Le jeudi 18 décembre 1997.

Au moment de faire le bilan de l’année 1997 on essaie, par réflexe, de se repasser le film des événements, de faire une liste exhaustive des faits qui nous semblent les plus marquants, catégorie par catégorie : politique, économique, social, culturel, etc. Mais très vite on s’aperçoit que notre mémoire a du mal à dégurgiter un tel catalogue parce que rien de très extraordinaire n’y est resté gravé.

1997 serait-elle une année bidon avec un encéphalogramme plat ? R.A.S. selon la codification des pros du crime républicain ? Pris sous l’angle des grands moments historiques parfumés à l’émotionnel et à l’hémoglobine, c’est sûrement vrai. Mais rien ne serait plus illusoire que de croire que 1997 fait partie de ces années ordinaires où la stabilité et la continuité des rapports sociaux de production capitaliste se reproduisent tranquillement, sans heurts majeurs. Au contraire, 1997 est une année charnière qui aura vu s’affirmer les nouveaux modes de gestion des grandes institutions publiques et se renforcer les nouvelles relations entre pouvoirs et représentations sociales, dans l’entreprise comme dans la ville.

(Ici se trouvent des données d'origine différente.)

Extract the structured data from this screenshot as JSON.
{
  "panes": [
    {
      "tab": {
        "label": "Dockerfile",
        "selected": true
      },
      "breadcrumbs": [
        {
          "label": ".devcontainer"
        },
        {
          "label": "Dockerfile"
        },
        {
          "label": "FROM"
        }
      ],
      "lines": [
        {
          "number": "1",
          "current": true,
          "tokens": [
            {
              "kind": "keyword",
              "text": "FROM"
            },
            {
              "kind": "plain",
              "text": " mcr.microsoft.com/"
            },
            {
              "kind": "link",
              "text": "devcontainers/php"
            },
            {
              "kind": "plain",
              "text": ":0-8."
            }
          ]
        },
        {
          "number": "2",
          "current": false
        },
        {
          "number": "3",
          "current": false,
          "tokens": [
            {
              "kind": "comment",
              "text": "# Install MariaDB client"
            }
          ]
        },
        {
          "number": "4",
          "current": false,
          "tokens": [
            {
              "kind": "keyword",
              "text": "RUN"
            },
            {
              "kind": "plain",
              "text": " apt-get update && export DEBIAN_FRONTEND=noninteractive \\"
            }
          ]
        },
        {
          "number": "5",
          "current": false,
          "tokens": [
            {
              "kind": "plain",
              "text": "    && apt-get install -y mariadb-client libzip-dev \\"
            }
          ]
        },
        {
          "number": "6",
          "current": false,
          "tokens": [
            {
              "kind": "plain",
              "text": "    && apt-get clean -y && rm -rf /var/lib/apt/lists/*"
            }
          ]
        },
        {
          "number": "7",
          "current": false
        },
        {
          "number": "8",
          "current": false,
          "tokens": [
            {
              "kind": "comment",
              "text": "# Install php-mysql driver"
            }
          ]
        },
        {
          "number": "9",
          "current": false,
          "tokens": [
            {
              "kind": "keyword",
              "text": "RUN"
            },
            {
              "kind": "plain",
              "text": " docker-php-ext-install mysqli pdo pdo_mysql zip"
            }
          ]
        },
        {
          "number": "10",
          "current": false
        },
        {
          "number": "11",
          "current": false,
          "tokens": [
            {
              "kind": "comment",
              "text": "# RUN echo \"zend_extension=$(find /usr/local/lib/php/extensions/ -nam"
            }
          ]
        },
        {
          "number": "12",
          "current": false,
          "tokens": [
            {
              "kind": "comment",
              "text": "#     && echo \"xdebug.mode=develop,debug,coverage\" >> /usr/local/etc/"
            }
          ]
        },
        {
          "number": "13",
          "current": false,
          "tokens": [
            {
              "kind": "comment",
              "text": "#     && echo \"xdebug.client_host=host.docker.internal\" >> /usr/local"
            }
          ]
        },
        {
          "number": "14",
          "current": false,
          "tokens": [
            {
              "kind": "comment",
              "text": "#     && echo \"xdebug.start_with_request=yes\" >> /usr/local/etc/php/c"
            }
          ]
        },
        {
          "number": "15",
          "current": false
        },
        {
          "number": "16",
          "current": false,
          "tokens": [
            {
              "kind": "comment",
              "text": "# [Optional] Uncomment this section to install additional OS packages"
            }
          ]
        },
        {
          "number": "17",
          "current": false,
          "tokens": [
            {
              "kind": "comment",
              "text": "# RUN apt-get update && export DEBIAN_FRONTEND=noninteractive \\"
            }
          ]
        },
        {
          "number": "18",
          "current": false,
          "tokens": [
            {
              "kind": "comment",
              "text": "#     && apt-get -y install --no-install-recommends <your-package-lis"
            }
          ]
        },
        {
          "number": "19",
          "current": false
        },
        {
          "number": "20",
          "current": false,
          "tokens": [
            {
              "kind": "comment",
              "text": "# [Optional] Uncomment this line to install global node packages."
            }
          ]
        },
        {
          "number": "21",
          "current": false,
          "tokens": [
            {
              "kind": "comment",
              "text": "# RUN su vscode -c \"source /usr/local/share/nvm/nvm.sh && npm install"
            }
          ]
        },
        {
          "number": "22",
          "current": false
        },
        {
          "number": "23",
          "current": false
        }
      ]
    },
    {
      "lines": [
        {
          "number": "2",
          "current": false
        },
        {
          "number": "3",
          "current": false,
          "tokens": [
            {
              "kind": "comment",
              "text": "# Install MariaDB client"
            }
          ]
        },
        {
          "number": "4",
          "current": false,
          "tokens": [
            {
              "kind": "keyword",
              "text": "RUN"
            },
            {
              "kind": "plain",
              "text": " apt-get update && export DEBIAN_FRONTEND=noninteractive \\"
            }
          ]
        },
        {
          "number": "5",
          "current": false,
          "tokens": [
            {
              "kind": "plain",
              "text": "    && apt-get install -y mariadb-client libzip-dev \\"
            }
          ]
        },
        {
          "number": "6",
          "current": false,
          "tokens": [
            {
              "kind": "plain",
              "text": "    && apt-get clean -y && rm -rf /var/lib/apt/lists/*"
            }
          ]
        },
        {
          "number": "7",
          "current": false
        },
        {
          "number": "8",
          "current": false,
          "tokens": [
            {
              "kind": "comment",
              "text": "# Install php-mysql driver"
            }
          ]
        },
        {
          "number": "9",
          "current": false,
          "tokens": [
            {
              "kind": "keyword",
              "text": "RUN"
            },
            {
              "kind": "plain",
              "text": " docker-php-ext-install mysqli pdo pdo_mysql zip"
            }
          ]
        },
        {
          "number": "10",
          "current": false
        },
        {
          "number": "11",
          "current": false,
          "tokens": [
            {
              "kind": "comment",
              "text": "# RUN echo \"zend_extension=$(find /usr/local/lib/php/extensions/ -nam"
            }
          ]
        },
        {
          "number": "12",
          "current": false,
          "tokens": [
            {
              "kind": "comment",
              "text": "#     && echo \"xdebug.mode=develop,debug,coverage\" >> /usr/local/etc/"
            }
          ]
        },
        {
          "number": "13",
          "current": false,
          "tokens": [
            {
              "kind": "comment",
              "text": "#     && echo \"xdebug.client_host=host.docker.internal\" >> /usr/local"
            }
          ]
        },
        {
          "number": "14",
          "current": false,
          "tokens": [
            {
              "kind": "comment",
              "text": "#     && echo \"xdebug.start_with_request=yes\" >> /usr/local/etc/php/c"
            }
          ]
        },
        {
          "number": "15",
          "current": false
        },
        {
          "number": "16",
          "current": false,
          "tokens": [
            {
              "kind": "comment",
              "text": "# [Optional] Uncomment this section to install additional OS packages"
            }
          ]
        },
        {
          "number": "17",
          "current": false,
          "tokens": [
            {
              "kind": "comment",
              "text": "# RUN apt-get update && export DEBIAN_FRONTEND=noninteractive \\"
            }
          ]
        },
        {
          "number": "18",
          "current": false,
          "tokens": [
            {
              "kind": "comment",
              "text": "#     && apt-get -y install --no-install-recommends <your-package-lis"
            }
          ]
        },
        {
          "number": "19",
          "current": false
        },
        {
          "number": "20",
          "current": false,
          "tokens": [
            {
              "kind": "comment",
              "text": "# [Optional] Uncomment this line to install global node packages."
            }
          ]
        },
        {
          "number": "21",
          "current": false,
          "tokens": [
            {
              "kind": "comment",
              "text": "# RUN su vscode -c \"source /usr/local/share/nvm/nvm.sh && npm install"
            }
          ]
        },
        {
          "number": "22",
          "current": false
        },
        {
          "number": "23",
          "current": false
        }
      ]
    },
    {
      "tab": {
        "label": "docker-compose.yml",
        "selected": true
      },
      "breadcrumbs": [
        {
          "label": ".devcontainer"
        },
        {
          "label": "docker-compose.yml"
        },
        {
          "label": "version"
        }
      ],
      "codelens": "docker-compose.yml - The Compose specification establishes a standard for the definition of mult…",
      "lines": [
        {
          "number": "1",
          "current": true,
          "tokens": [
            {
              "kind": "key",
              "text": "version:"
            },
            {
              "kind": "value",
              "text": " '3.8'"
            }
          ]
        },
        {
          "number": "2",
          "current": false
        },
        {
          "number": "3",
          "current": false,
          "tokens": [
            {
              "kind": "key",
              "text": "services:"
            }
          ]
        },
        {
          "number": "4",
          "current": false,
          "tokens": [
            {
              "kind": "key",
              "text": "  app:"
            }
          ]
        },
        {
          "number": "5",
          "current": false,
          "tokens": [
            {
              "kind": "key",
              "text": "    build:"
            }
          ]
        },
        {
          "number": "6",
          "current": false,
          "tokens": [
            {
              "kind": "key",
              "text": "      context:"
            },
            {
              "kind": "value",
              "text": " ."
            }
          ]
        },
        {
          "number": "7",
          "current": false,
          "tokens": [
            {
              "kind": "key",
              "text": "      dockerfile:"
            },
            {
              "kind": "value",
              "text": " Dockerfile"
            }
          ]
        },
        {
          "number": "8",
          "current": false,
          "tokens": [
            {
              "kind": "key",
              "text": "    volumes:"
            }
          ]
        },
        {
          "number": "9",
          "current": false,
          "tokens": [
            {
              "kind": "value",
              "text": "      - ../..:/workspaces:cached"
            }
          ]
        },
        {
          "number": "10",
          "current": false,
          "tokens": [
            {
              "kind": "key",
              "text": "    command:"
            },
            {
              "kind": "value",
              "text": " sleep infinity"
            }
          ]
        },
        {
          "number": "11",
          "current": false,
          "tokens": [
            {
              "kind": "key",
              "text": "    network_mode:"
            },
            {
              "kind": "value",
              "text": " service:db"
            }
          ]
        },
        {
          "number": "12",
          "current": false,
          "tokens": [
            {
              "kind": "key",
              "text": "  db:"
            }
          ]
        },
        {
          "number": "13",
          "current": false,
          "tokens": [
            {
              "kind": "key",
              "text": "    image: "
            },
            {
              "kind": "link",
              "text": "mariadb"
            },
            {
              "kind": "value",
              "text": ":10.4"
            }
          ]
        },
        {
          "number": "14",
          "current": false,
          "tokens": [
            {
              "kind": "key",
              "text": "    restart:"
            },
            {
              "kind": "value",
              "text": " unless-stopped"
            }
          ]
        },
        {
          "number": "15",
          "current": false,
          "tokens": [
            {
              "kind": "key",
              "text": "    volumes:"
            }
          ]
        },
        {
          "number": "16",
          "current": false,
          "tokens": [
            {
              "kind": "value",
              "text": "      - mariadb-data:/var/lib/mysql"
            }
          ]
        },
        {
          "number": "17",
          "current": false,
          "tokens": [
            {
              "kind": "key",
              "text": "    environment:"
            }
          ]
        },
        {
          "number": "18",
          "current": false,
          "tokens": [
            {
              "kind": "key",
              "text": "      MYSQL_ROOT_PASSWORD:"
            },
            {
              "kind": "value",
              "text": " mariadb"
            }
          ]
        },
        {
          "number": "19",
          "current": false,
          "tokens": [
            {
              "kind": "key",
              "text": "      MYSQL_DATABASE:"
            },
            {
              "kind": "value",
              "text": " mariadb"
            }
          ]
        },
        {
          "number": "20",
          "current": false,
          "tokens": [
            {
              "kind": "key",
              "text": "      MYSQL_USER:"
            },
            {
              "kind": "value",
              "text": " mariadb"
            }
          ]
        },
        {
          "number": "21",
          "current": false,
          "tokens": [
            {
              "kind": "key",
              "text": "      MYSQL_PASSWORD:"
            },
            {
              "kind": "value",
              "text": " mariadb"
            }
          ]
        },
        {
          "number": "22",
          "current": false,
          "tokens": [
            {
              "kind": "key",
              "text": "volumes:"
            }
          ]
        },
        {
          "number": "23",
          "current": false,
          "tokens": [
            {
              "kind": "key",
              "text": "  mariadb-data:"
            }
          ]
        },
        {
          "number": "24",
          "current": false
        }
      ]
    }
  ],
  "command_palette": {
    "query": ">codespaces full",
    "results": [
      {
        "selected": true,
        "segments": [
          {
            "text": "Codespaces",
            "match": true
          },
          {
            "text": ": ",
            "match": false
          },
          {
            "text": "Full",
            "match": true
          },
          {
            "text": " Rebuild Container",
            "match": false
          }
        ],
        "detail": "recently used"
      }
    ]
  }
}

L’année 1997 sera celle de l’officialisation, par élections législatives interposées, d’une nouvelle conception des rapports entre « société » et « pouvoir » qui va nous imposer une autre vision des luttes de classes.

l’institutionnalisation d’une gestion trans-partis du pouvoir !

Après les expérimentations improvisées et imposées par les échéances électorales de 1986 (couple Mitterrand/Chirac) et celles de 1993 (couple Mitterrand/Balladur) une gestion trans-partis est aujourd’hui appliquée dans le champ politique, comme la gestion est devenue transnationale dans le champ économique.

En effet, et contrairement à l’idée diffusée par Jospin voulant nous convaincre que Chirac s’est fait prendre à son propre jeu en dissolvant l’Assemblée nationale en avril dernier, il faut prendre conscience qu’il s’agit d’un calcul politique de Chirac, rendu possible parce que fondamentalement l’État et le capitalisme n’avaient rien à craindre et gagnaient sur tous les tableaux, quel que soit le résultat des élections. Le cynisme a sans doute été poussé jusqu’à souhaiter le départ d’un Juppé en incapacité d’assurer la cohésion sociale et donc devenu un risque politique.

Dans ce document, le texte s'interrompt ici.